Cette conscience précoce théorique et clinique à propos de l’importance de la famille justifie l’affirmation selon laquelle la formule n’est pas une nouveauté. Cependant je crois que l’orientation familiale actuelle est suffisamment importante, nouvelle et différente pour être vue comme un mouvement. Je passerai en revue quelques-unes des questions théoriques et cliniques qui semblent importantes dans ce mouvement.

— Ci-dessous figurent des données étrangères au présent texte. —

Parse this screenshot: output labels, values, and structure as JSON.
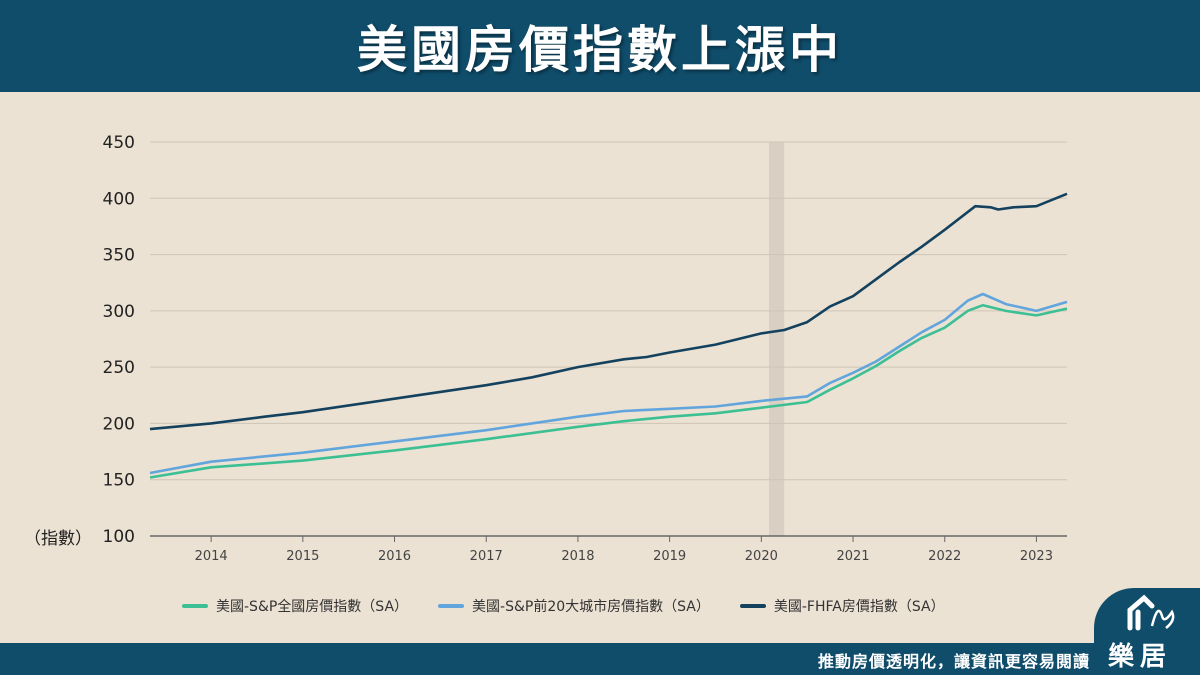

La théorie psychanalytique fut formulée à partir d’une étude détaillée du patient individuel. Les concepts à propos de la famille furent tirés davantage des perceptions des patients que de l’observation directe de la famille. Du fait de cette position, tout était centré sur le patient et la famille était en dehors du champ immédiat des intérêts théoriques et thérapeutiques. La théorie individuelle fut construite sur un modèle médical, avec des concepts d’étiologie, le diagnostic de pathologie chez le patient et le traitement de la maladie chez l’individu. Aussi inhérentes au modèle, se retrouvent les subtiles implications suivantes : à savoir que le patient est la victime sans défense de la maladie ou de forces hostiles qu’il ne peut contrôler.

Un dilemme conceptuel fut posé quand la personne la plus importante dans la vie du patient fut considérée comme la cause de la maladie de celui-ci et comme un élément pathologique pour lui. Les psychiatres savaient que ce principe n’ était pas tout à fait vrai et il y eut des essais pour adoucir la rigueur des concepts, mais le modèle de base demeura. Par exemple, le concept d’inconscient postulait que les parents pourraient être inconsciemment nuisibles, alors qu’ils essayent d’aider leur enfant. Cela était différent de ce qu’aurait été un préjudice intentionnel ou un acte d’omission irresponsable, mais dans cette conception, le parent était encore considéré comme pathogène. On fit des efforts pour modifier les catégories diagnostiques et on suggéra même que, celles-ci soient supprimées, mais un patient exige un diagnostic pour sa maladie et la psychiatrie procède encore avec un modèle médical.